CXCR6 EXPRESSION IS INCREASED IN PERIPHERAL BLOOD MONONUCLEAR CELLS FROM COPD PATIENTS

P Escudero1,2, C Rius1,2, L Piqueras2, C González2,3, E Servera2,3, H González2, EJ Morcillo1,2, MJ Sanz1,2. 1University of Valencia, Pharmacology, Spain, 2University Clinic Hospital Research Foundation-INCLIVA, INCLIVA, Spain, 3University Clinic Hospital of Valencia, Pneumology Unit, Spain

Background: Chemokine synthesis and expression by endothelial cells may be an important process underlying cell recruitment within the cardiovascular system in airway inflammatory diseases such as chronic obstructive pulmonary disease (COPD).
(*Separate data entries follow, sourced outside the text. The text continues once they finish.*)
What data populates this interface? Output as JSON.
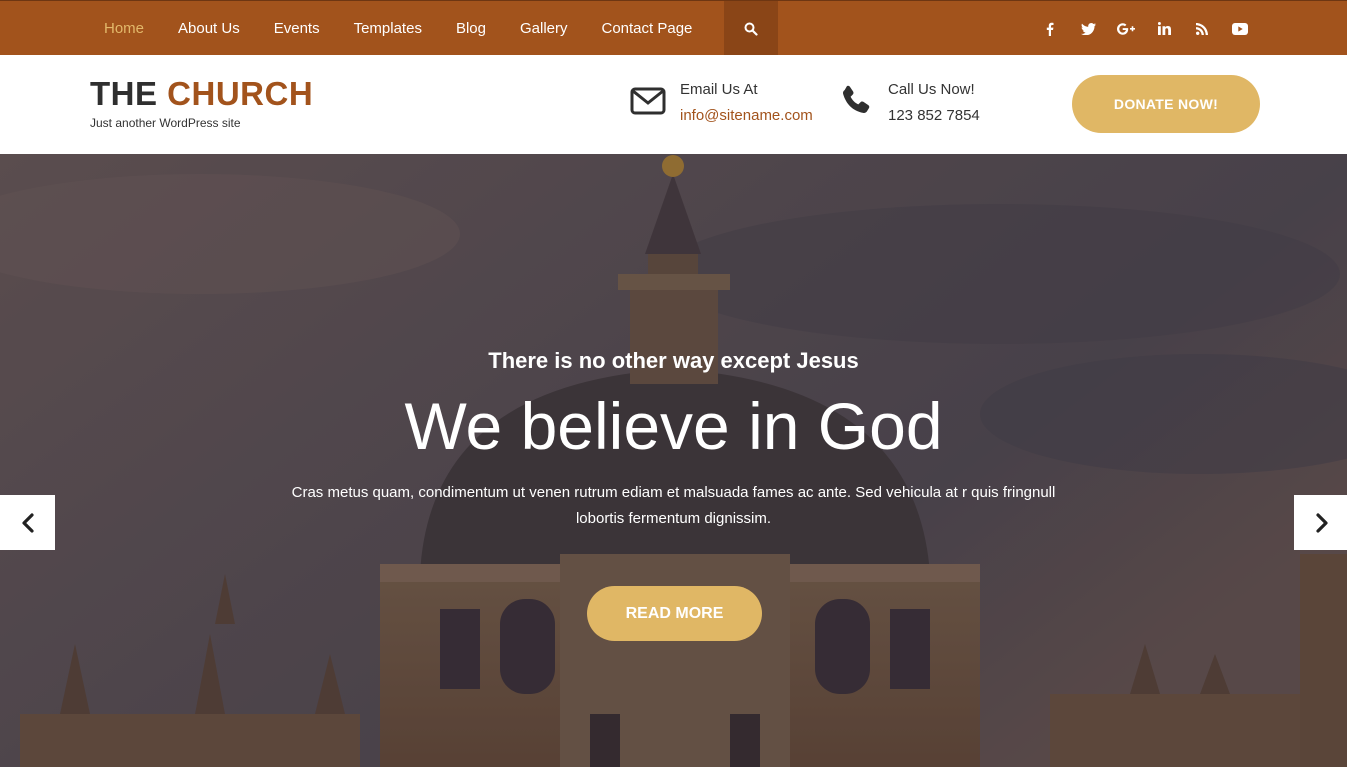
{
  "nav": {
    "items": [
      {
        "label": "Home",
        "active": true
      },
      {
        "label": "About Us"
      },
      {
        "label": "Events"
      },
      {
        "label": "Templates"
      },
      {
        "label": "Blog"
      },
      {
        "label": "Gallery"
      },
      {
        "label": "Contact Page"
      }
    ],
    "search_icon": "search-icon",
    "social": [
      "facebook-icon",
      "twitter-icon",
      "google-plus-icon",
      "linkedin-icon",
      "rss-icon",
      "youtube-icon"
    ]
  },
  "header": {
    "logo_part1": "THE",
    "logo_part2": "CHURCH",
    "tagline": "Just another WordPress site",
    "email_label": "Email Us At",
    "email_value": "info@sitename.com",
    "phone_label": "Call Us Now!",
    "phone_value": "123 852 7854",
    "donate_label": "DONATE NOW!"
  },
  "hero": {
    "subtitle": "There is no other way except Jesus",
    "title": "We believe in God",
    "description": "Cras metus quam, condimentum ut venen rutrum ediam et malsuada fames ac ante. Sed vehicula at r quis fringnull lobortis fermentum dignissim.",
    "button_label": "READ MORE"
  },
  "colors": {
    "topbar": "#a2531c",
    "accent": "#e0b765",
    "active_nav": "#e2b86a"
  }
}
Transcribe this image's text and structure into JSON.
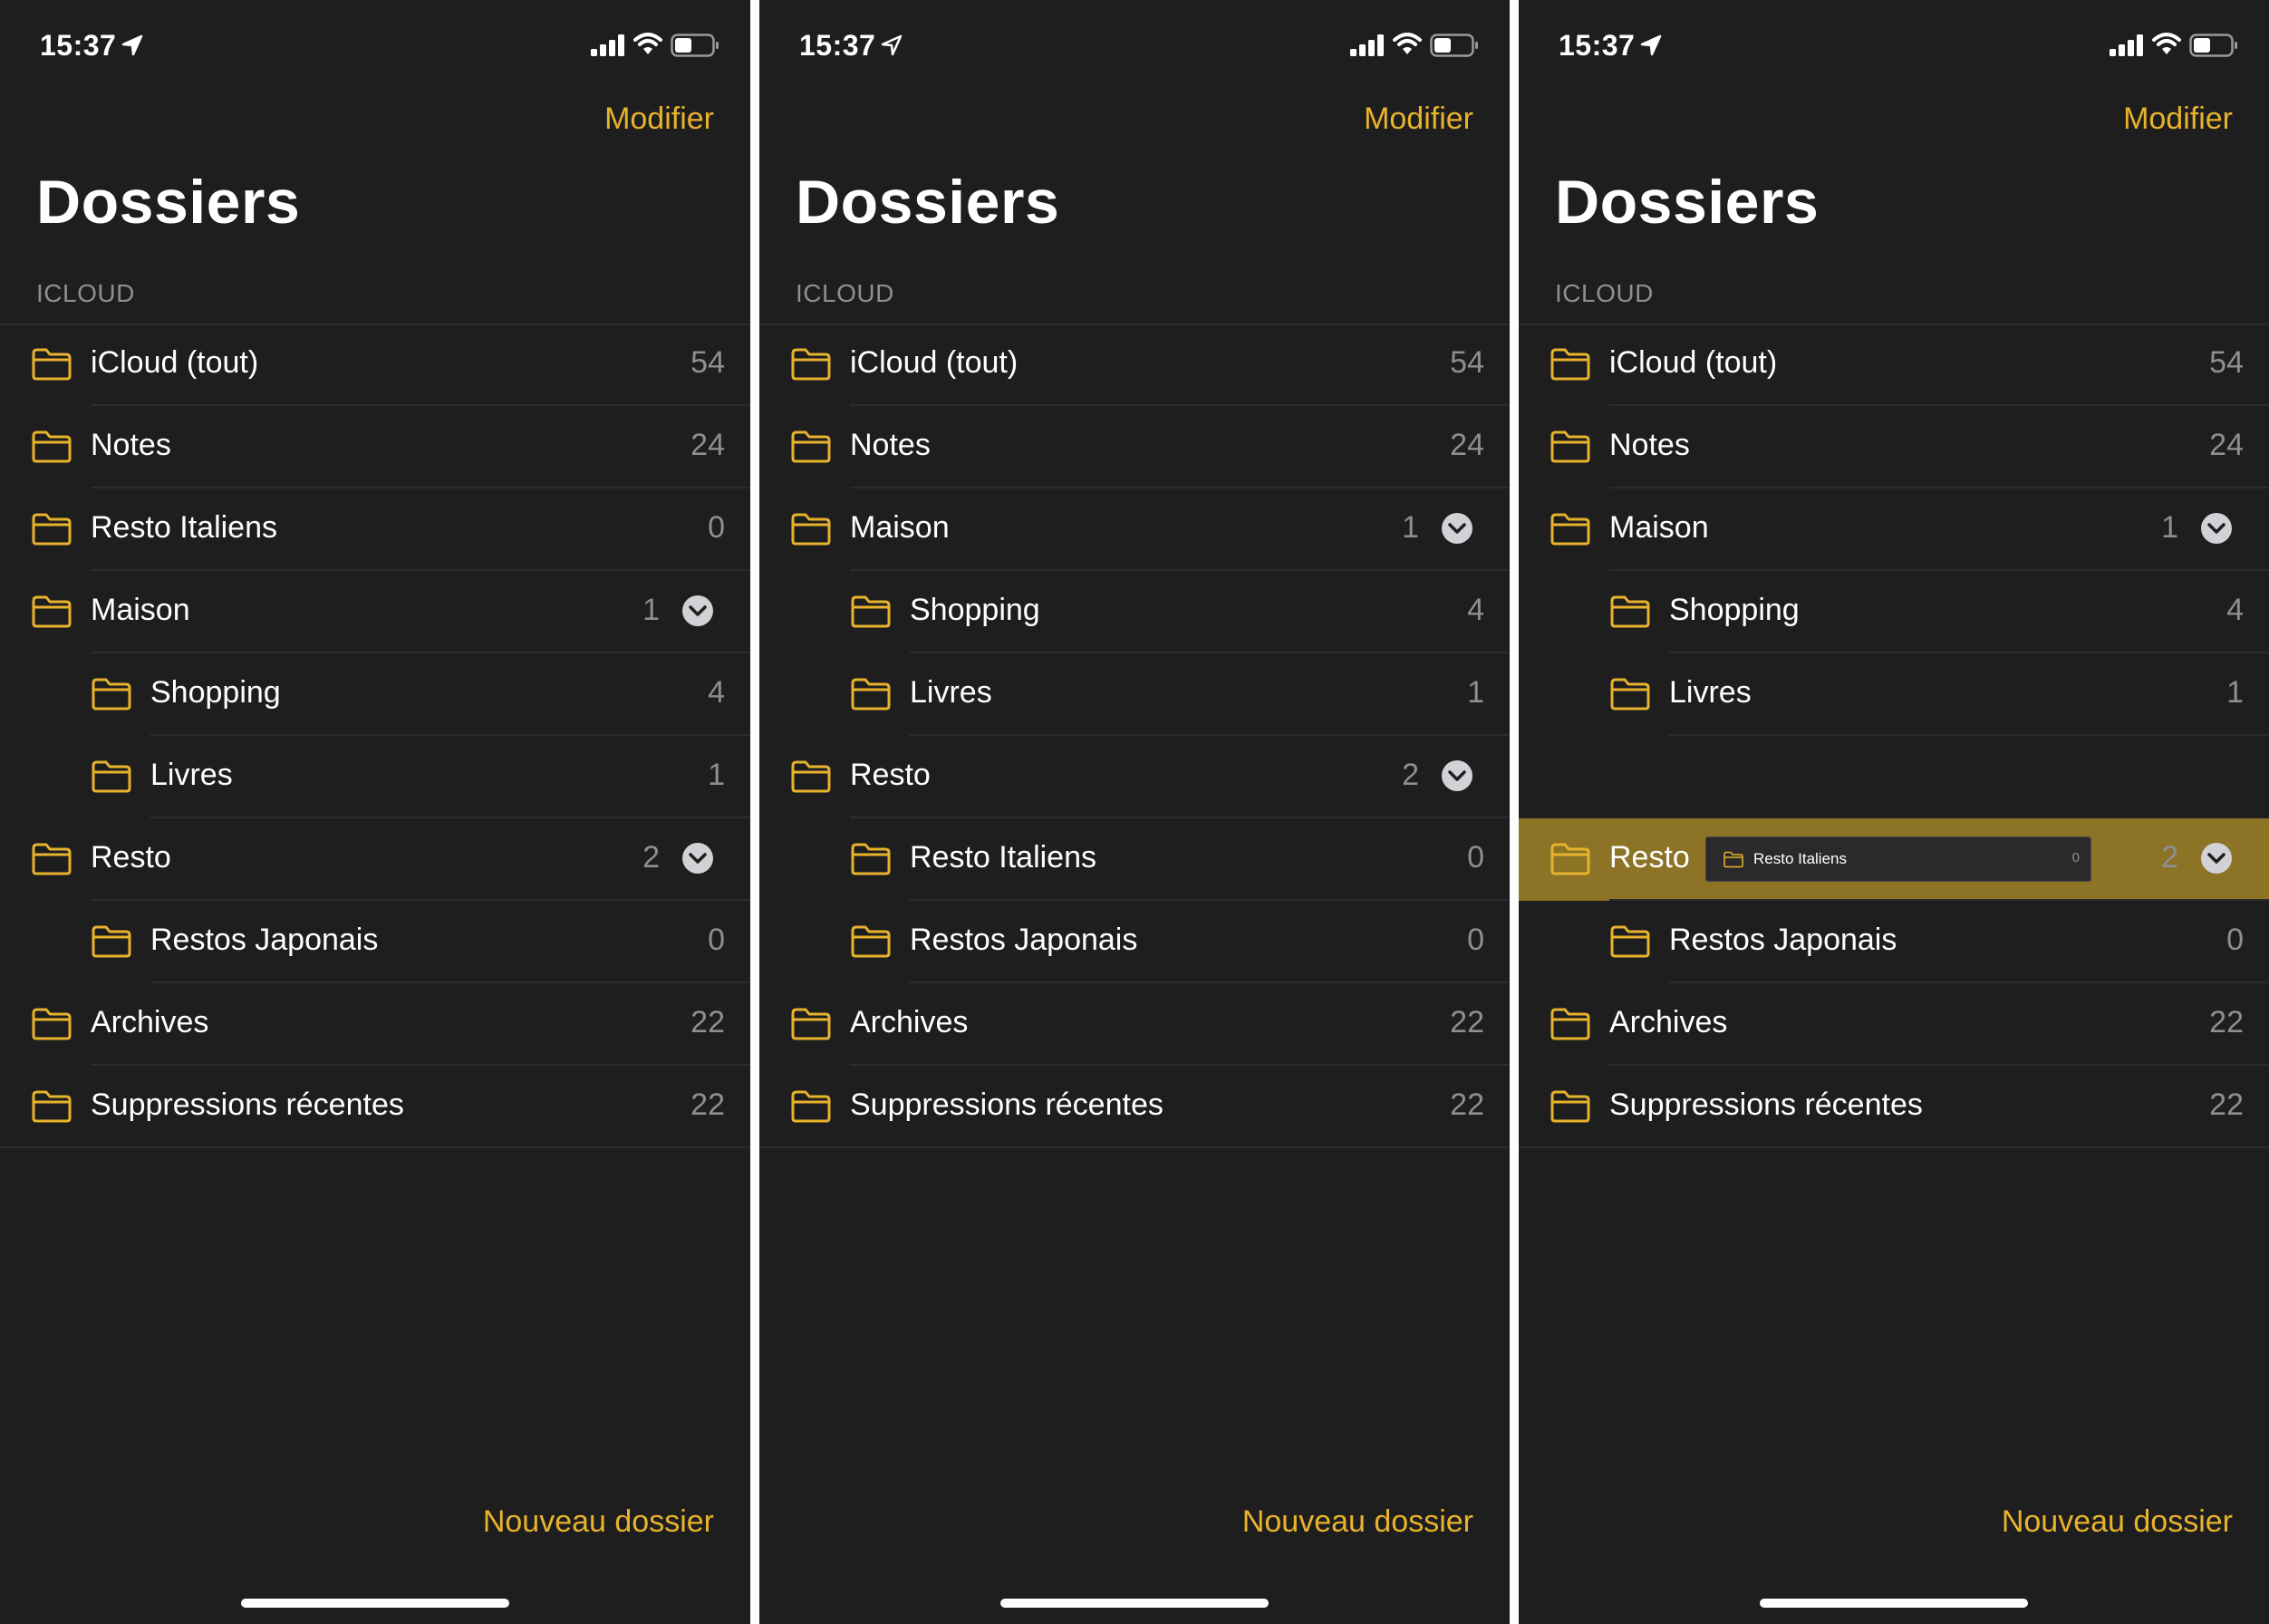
{
  "colors": {
    "accent": "#e8b32c",
    "background": "#1e1e1f",
    "separator": "#2c2c2e",
    "secondary_text": "#8e8e93",
    "drop_highlight": "#8c7326"
  },
  "screens": [
    {
      "status": {
        "time": "15:37"
      },
      "nav": {
        "edit_label": "Modifier"
      },
      "title": "Dossiers",
      "section": "ICLOUD",
      "rows": [
        {
          "label": "iCloud (tout)",
          "count": "54",
          "level": 0,
          "chevron": false
        },
        {
          "label": "Notes",
          "count": "24",
          "level": 0,
          "chevron": false
        },
        {
          "label": "Resto Italiens",
          "count": "0",
          "level": 0,
          "chevron": false
        },
        {
          "label": "Maison",
          "count": "1",
          "level": 0,
          "chevron": true
        },
        {
          "label": "Shopping",
          "count": "4",
          "level": 1,
          "chevron": false
        },
        {
          "label": "Livres",
          "count": "1",
          "level": 1,
          "chevron": false
        },
        {
          "label": "Resto",
          "count": "2",
          "level": 0,
          "chevron": true
        },
        {
          "label": "Restos Japonais",
          "count": "0",
          "level": 1,
          "chevron": false
        },
        {
          "label": "Archives",
          "count": "22",
          "level": 0,
          "chevron": false
        },
        {
          "label": "Suppressions récentes",
          "count": "22",
          "level": 0,
          "chevron": false
        }
      ],
      "footer": {
        "new_folder_label": "Nouveau dossier"
      }
    },
    {
      "status": {
        "time": "15:37"
      },
      "nav": {
        "edit_label": "Modifier"
      },
      "title": "Dossiers",
      "section": "ICLOUD",
      "rows": [
        {
          "label": "iCloud (tout)",
          "count": "54",
          "level": 0,
          "chevron": false
        },
        {
          "label": "Notes",
          "count": "24",
          "level": 0,
          "chevron": false
        },
        {
          "label": "Maison",
          "count": "1",
          "level": 0,
          "chevron": true
        },
        {
          "label": "Shopping",
          "count": "4",
          "level": 1,
          "chevron": false
        },
        {
          "label": "Livres",
          "count": "1",
          "level": 1,
          "chevron": false
        },
        {
          "label": "Resto",
          "count": "2",
          "level": 0,
          "chevron": true
        },
        {
          "label": "Resto Italiens",
          "count": "0",
          "level": 1,
          "chevron": false
        },
        {
          "label": "Restos Japonais",
          "count": "0",
          "level": 1,
          "chevron": false
        },
        {
          "label": "Archives",
          "count": "22",
          "level": 0,
          "chevron": false
        },
        {
          "label": "Suppressions récentes",
          "count": "22",
          "level": 0,
          "chevron": false
        }
      ],
      "footer": {
        "new_folder_label": "Nouveau dossier"
      }
    },
    {
      "status": {
        "time": "15:37"
      },
      "nav": {
        "edit_label": "Modifier"
      },
      "title": "Dossiers",
      "section": "ICLOUD",
      "rows": [
        {
          "label": "iCloud (tout)",
          "count": "54",
          "level": 0,
          "chevron": false
        },
        {
          "label": "Notes",
          "count": "24",
          "level": 0,
          "chevron": false
        },
        {
          "label": "Maison",
          "count": "1",
          "level": 0,
          "chevron": true
        },
        {
          "label": "Shopping",
          "count": "4",
          "level": 1,
          "chevron": false
        },
        {
          "label": "Livres",
          "count": "1",
          "level": 1,
          "chevron": false
        },
        {
          "spacer": true
        },
        {
          "label": "Resto",
          "count": "2",
          "level": 0,
          "chevron": true,
          "highlight": true,
          "drag": {
            "label": "Resto Italiens",
            "count": "0"
          }
        },
        {
          "label": "Restos Japonais",
          "count": "0",
          "level": 1,
          "chevron": false
        },
        {
          "label": "Archives",
          "count": "22",
          "level": 0,
          "chevron": false
        },
        {
          "label": "Suppressions récentes",
          "count": "22",
          "level": 0,
          "chevron": false
        }
      ],
      "footer": {
        "new_folder_label": "Nouveau dossier"
      }
    }
  ]
}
Chemokine membrane bound CXCL16 promotes the firm adhesion of cells expressing its cognate receptor, CXCR6. The proteolytic cleavage of membrane-bound CXCL16 results in the release of soluble CXCL16, which acts as a chemoattractant for CXCR6+ cells.

Objective: To investigate the expression of CXCR6 receptor in circulating monocytes and lymphocytes from COPD patients and evaluate their adhesiveness to human umbilical arterial endothelial cells (HUAEC).

Methods: Flow cytometry was used to analyze CXCR6 receptor expression in circulating mononuclear cells from COPD patients and age-matched healthy non smoker volunteers. CXCL16 circulating levels were determined in plasma samples by ELISA. Finally, flow chamber was employed to evaluate the functional role of CXCL16 on cigarette smoke extract (CSE)-induced mononuclear cell arrest under dynamic conditions in both populations. 10% CSE was prepared by bubbling smoke from one cigarette 3R4F into 10 ml of EGM-2 culture media without FBS at a rate of 1 cigarette every 2 min, as described previously1.

Results: Whole blood from age matched healthy non smoker volunteers and COPD patients (smoking history of ≥ 10 pack-year, post-bronchodilator FEV1/FVC ratio < 0.7 and a post-bronchodilator FEV1 <80%) were obtained from 20-21 subjects in each group. Flow cytometry analysis revealed increased CXCR6 expression on circulating monocytes and lymphocytes from COPD patients versus control individuals. Interestingly, the number of cells expressing CXCL16 receptor was also enhanced in COPD patients. Despite these findings, no differences in the circulating levels of CXCL16 were detected. Whole blood from both groups was perfused across a monolayer of HUAEC stimulated or not with 1% CSE for 24 h. Significant increases in leukocyte adhesion were observed in HUAEC stimulated with 1% CSE. Neutralization of CXCL16 activity on endothelial cell surface resulted in a significant reduction of 1% CSE-induced leukocyte adhesion to HUAEC being this effect more patent for leukocytes from COPD patients than for those from control individuals.

Conclusions: These results suggest that leukocytes from COPD patients express functional CXCR6 receptor that may explain the increased leukocyte recruitment in vessels distant from the lung. Therefore, targeting CXCL16/CXCR6 axis might prevent cardiovascular diseases in COPD patients.

References:

1,- Edirisinghe et al., FASEB J. 2008;22:2297-2310.

This work was supported by grants SAF2009-08913 SAF2011-23777 CP07/00179, PI08/1875 and RIER RD08/0075/0016 from Spanish Ministry of Science and Innovation, Carlos III Health Institute, Spanish Ministry of Health and several grants from Generalitat Valenciana.